A new crisis prevention/emergency room diversion initiative recently implemented by the Mental Health Association in Essex County has shown early promise. Shelby Davis, Mobile Crisis Prevention Coordinator, has stepped in to help the organization’s care management team, diligently working with people identified as emergency room high-utilizers to prevent unnecessary visits and improve outcomes.
According to Marisa Gaddor, the organization’s Chief Care Coordinator, the team accesses client records daily. Gaddor explained, “I log into PSYCKES (Psychiatric Services and Clinical Knowledge Enhancement System) to pull up indicators and look at progress reports, narrowing my search to clients who have been flagged. We investigate emergency department visits to see what happened. What triggered the visit? Was it a legitimate visit?” Once Gaddor has a better handle on each situation, she forwards the information to Davis who then sends an introductory letter to the client and calls to set up an initial in-person meeting. “She figures out what happened. Is there anything missing? Is this a situation that keeps repeating itself?” said Gaddor. Once the picture becomes clearer, Davis then shares information with all involved providers, the client, and family members, if appropriate, so everyone is on the same page.
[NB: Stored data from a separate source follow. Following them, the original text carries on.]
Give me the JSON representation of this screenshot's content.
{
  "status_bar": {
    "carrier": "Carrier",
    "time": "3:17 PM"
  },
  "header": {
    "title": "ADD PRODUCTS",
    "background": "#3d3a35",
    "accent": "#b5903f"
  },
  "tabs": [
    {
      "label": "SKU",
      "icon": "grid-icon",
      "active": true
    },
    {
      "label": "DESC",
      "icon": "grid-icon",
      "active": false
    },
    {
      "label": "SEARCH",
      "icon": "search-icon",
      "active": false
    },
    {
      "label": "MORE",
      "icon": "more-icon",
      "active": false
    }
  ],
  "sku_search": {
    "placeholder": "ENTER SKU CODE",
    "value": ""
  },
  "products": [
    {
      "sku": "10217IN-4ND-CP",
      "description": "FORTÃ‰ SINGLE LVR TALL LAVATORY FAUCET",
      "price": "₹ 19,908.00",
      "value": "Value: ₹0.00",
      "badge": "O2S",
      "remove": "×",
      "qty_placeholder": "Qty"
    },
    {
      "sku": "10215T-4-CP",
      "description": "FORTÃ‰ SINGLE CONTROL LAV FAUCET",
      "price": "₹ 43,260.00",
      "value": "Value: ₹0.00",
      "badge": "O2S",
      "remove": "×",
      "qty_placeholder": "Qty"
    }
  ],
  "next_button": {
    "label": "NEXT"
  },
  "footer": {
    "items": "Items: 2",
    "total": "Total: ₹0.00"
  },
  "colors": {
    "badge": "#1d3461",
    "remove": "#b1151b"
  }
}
“We look at things like the (client’s) medication management plan, current diagnosis, safety screenings, and more, so we can come up with a more holistic care approach. At the end of the day, we’re trying to coordinate the work of our care managers and ER staff, sharing information and presenting data that we hope is useful,” said Gaddor.
“Shelby is also a 9-1-1 dispatcher and an EMT, so she’s linked everywhere,” stated Gaddor. “What she’s accomplished so far with these clients is very impressive. She’s really hustling. We are very excited to see how her hard work will impact future outcomes.”